Post-its from Practice:
What makes a good GP: Education, nature or nurture? (Mar 2011)
As a teaching practice we have lots of junior doctors and trainee GPs working with us. As part of their induction, each one sits in with me and meets a range of patients who have drug and/or alcohol problems. Each of these juniors' reactions tends to be a little different but they mainly fall into two groups: those who want to engage with this area of work and those who want to run a mile. The last two juniors that I have spent time with, really brought this difference home to me.
The first doctor joined us about two months ago. Since then, she has already felt comfortable enough to cover for me while I was away (something that my partners felt a little anxious about); is writing a paper to present at the Royal College of General Practitioners (RCGP) 16th conference in May; and has just completed her RCGP Certificate in Drug Dependency Part 1! The other arrived a few weeks ago, sat in with me last week and was a complete contrast. As a woman shared intimate details of her life being brought up in care, she seemed totally uninterested. As she told us that she felt she had failed her own daughter, now 16 years old, with whom she had just been reunited after 10 years in care, she fiddled with bits of paper. I was appalled at the doctor's insensitivity and tried to shield my patient from her. My patient left thanking me for listening but before she was barely out of the door, the junior doctor said, "I haven't got your patience. I couldn't sit and listen to that rubbish every day and she was drunk you know!" Immediately after I was speechless and it was only later that I was able to challenge her about her behaviour.
Which makes me wonder - what makes two people of similar age; education and culture behave so differently? Is it something innate to them or because of their background? Their reactions are not unique. If we look at the Royal Society of the Arts (RSA) report "Whole Person Recovery: A User Centred Approach to Problem Drug Use", we see that GP involvement is seen by service users as a key element of care. Although many people do receive the care they need, some patients also have negative experiences when they approach their GPs.

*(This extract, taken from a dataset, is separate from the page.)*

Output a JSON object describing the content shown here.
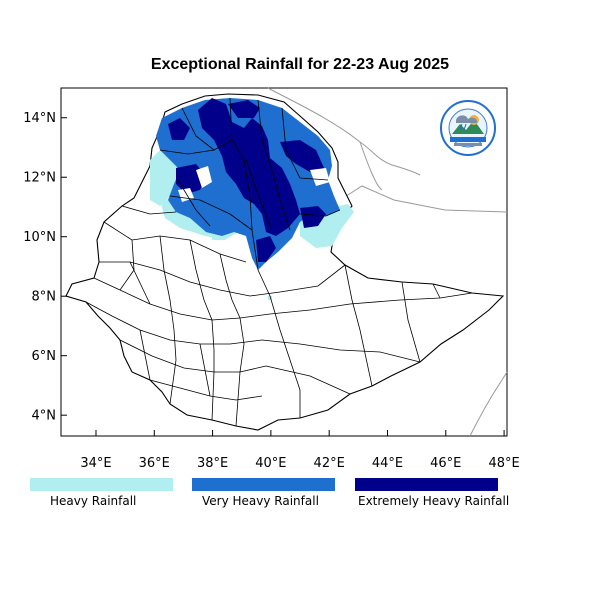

Medical education is changing: now drug and alcohol problems now form a section of under-graduate medical training and the general practice curriculum. This doesn't seem to have helped the second junior who sat in with me. SMMGP does and will continue to encourage increased awareness of drug and alcohol issues through the promotion of knowledge and understanding. With the RSA, we are developing a range of user-led innovations, including a training pack for GPs. Prejudice mainly exists through ignorance which we can help to address, but is there something more we can do to address this?
I recognise that I am a wounded healer (like many health professionals) and I feel privileged to work with people who use drugs and/or alcohol. They have taught me much about both my work and about myself. As a group of patients, they constantly change on their journey and I am proud to join them on it for as long they wish. I feel sad that the second doctor may never experience this.
Post script: Thank you for your help!
Thank you so much to all those who contributed to Angie funeral, from me, the SMMGP team and Angie's family and friends. You were generous and a good send-off was had.